Le donne non hanno diritto né dovere di migliorare il basket femminile?

11.09.2016 15:35 di  Umberto De Santis  Twitter:    vedi letture
Le donne non hanno diritto né dovere di migliorare il basket femminile?

Ah, le donne! C'è una bellissima pagina Facebook "non facciamo morire il movimento del basket femminile", che nel nome è già un programma, e che evidentemente al Ministro per le Pari Opportunità Maria Elena Boschi non interessa, come non interessa al presidente FIP Gianni Petrucci e altrettanto al nuovo presidente della pallacanestro femminile Massimo Protani. LBF ha nominato nuovi presidente e consiglio direttivo, dove le cariche sono state assegnate, come tutti hanno potuto leggere (qui), tutte a candidati uomini. Addirittura, nel curriculum vitae del neo presidente votato con percentuali bulgare (95%) ci si vanta di un impegno trentennale a favore della pallacanestro femminile. Visti gli attuali risultati, non ci sembra ci sia nulla di cui vantarsi. Manca appeal, visibilità, risorse, capacità di reclutamento - e senza che qualche isola felice esistente abbia a metterci il broncio.

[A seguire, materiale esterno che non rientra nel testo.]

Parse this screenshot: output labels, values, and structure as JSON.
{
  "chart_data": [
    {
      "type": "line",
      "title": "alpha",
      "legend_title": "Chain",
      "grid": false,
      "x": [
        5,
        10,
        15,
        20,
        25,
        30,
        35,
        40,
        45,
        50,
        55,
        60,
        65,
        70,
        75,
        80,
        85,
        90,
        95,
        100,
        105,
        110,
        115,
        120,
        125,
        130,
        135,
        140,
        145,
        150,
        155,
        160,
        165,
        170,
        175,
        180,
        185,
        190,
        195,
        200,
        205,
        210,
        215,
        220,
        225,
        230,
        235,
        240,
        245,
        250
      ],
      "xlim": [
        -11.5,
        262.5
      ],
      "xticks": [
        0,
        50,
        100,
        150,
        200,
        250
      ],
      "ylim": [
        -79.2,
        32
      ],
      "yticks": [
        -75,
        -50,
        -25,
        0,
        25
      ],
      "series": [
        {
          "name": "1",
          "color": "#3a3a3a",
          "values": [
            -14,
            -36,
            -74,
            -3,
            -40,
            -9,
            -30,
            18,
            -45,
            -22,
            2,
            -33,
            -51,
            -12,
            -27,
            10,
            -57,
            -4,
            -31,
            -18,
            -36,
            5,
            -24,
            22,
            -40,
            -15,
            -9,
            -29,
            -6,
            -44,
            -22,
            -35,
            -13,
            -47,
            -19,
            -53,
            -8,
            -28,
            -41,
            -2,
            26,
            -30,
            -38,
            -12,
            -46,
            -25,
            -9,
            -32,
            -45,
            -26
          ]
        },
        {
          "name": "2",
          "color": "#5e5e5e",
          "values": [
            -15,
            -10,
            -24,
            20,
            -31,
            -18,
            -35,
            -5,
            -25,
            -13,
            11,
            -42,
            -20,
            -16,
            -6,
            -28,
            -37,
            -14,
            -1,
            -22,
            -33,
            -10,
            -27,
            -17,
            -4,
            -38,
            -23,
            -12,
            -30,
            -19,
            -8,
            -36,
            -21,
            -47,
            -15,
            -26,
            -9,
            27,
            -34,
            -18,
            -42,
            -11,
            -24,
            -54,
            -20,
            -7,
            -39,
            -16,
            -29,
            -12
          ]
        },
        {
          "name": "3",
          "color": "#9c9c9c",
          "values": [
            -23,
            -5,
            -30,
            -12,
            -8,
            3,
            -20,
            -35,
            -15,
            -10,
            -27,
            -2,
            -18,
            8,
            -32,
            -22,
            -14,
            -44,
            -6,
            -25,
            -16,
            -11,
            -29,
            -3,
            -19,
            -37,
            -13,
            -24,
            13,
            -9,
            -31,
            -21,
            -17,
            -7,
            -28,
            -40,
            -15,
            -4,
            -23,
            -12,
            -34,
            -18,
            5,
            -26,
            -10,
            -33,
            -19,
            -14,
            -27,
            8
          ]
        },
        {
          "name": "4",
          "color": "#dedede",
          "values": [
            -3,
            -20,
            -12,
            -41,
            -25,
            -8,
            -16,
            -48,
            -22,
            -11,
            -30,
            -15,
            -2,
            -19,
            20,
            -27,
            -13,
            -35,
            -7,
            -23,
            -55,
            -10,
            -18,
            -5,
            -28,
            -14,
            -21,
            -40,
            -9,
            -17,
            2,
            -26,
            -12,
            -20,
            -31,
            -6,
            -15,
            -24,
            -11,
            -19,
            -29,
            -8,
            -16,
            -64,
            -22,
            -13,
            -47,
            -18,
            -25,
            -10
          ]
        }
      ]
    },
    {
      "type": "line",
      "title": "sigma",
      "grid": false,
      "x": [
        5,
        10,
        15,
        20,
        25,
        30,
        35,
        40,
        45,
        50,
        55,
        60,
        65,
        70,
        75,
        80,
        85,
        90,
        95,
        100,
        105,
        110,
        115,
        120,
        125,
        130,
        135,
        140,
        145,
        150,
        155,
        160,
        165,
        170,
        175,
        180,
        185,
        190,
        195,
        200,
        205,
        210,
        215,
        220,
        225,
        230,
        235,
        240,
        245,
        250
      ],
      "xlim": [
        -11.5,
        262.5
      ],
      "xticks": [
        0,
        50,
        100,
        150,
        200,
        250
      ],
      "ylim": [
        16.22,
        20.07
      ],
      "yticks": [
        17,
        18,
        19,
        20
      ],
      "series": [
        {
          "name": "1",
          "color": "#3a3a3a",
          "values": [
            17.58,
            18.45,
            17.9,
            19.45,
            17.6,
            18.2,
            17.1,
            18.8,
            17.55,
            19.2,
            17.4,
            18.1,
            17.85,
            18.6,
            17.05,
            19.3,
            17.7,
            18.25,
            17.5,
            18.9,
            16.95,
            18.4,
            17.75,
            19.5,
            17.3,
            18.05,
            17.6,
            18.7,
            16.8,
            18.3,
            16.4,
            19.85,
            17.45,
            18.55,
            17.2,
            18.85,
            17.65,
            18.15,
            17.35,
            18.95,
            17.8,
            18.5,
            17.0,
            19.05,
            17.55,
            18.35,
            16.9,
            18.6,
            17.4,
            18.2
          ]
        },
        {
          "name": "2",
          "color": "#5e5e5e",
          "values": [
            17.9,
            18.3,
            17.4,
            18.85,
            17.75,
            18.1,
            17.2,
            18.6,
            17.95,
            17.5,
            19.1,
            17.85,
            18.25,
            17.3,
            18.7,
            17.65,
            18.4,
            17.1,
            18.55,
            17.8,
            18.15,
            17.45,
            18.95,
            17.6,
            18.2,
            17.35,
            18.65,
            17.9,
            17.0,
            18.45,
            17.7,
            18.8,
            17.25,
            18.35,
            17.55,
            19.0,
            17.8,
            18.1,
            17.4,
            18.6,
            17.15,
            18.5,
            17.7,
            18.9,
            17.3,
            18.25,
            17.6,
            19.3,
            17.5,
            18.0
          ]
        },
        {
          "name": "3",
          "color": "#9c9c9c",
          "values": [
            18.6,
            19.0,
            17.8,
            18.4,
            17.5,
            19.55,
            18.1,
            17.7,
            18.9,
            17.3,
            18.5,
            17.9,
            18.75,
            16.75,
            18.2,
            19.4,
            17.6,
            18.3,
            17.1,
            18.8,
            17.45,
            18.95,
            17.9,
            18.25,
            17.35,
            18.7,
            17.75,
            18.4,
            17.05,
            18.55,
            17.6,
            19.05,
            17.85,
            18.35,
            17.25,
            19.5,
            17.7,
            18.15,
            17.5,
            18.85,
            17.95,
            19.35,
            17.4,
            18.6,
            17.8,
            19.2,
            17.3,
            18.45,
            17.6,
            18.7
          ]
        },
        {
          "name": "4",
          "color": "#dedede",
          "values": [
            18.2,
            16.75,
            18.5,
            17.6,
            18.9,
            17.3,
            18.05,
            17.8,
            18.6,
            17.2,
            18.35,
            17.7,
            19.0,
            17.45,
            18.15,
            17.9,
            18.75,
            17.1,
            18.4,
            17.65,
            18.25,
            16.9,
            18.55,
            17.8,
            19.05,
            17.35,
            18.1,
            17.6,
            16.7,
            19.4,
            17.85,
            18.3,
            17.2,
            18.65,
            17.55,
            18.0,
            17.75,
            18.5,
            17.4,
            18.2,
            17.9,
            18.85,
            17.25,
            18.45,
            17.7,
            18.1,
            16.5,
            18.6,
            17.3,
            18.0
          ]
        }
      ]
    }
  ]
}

La Federbasket, secondo una denuncia fatta da La Repubblica (qui) concede premi dimezzati alle squadre femminili, rispetto alle maschili. Non è solo una realtà del basket, questa misoginia è diffusa in tutti gli sport. Ma torniamo nel recinto di casa nostra: le donne italiane del basket non contano nulla nelle decisioni che le riguardano e questa è la sostanza del discorso. Non sta troppo meglio il volley femminile, che nonostante la partecipazione alle Olimpiadi nel Consiglio federale della FIPAV ha ben una componente in quota "Consiglieri atlete"! La mancanza di donne al di fuori del basket giocato come dirigenti e finanche giornaliste capaci di raccontare il nostro sport al femminile è un deficit culturale insanabile che ci riporta nelle retrovie dello sport. La WNBA, nata nel 1997, ha avuto due sole presidenti, due donne, Val Ackerman dal 1997 al 2005 e Donna Orender l'attuale. Impariamo da chi è più bravo di noi, subito. Il primo problema è nelle donne: sono pochissime quelle che si propongono, o che rispondono alla chiamata. La maternità è importante, una volta chiuso con l'attività agonistica. Ma davvero può cancellare quello che si è state e che si può offrire in contributo per far crescere il basket femminile per davvero? O davvero ha ragione il presidente CONI Malagò che invoca una legge per le quote rosa che costringa gli uomini a cambiare registro?